Terraço Amargo

Aqui em cima eu me sinto protegido sabendo que a vida é um simples muro de meio metro – pula (d)ela quem quer.

Daqui de cima eu me sinto onisciente, vendo o mergulho do playboy na cobertura e a mendicância nos becos.

Aqui em cima eu sou intangível, altaneiro com meu copo de café, levando vento gelado nas canelas e dormitando no chão áspero, sabendo que não há problema da vida que a morte não resolva.

Por isto eu fico tranqüilo aqui em cima, olhando os pára-raios, com o pensamento de que se tudo de repente for demais pra mim, durante uma tempestade tropical de Verão, bastar-me-á abraçá-los todos.

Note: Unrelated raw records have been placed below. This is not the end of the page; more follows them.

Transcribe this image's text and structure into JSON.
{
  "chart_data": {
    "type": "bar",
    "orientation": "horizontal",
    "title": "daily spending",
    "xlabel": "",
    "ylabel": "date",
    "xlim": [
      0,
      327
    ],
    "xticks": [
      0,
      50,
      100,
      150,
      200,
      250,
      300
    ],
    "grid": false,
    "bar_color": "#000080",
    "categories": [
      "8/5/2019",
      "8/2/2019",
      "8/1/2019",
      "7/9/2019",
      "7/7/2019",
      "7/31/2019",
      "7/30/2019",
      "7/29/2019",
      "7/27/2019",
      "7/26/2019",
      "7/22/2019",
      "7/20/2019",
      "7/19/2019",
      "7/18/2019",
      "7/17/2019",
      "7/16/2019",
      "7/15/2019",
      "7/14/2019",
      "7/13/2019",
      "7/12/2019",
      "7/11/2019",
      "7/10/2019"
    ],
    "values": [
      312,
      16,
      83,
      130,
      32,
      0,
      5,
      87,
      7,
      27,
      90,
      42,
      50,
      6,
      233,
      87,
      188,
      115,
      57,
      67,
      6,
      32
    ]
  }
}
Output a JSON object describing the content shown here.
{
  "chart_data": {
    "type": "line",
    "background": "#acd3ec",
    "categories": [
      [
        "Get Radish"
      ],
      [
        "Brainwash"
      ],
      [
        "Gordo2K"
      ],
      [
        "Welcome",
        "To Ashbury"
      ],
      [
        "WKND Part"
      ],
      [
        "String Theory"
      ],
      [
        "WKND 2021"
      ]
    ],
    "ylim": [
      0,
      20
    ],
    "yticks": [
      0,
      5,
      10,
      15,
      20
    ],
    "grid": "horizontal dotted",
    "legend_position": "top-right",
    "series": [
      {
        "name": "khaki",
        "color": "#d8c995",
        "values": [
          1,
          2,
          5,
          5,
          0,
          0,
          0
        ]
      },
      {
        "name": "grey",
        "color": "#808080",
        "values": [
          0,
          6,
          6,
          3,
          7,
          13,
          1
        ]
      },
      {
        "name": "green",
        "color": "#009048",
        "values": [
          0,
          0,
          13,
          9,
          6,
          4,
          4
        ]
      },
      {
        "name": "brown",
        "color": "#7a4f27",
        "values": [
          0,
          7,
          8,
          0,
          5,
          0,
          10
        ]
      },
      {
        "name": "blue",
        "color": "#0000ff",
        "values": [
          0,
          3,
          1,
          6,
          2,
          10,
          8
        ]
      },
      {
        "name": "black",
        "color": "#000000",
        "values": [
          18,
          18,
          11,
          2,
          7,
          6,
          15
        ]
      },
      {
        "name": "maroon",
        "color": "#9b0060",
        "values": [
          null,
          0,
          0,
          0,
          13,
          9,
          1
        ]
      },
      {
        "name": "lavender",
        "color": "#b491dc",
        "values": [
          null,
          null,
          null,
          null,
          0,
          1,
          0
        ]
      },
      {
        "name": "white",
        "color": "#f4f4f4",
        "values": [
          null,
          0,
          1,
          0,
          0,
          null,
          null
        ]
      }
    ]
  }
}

E que se tudo for uma sucessão de melodramas e intrigas empreguiçantes durante o Outono, bastar-me-á cair daqui de cima como as folhas lindas e laranjas e mortas.

Os pássaros inexistem aqui em cima: só vejo ferro e fios se nidificando e formando enormes antenas e torres com tambores embaralhando as egoístas confusões deste imundo mundo mundano.

Aqui em cima eu como chocolate e me aprofundo no azul do céu, forçando um Nirvana a qualquer custo.

Enquanto um marido trai uma esposa.

Enquanto o Síndico da Massa Falida engendra o verme do suicida num pai de família.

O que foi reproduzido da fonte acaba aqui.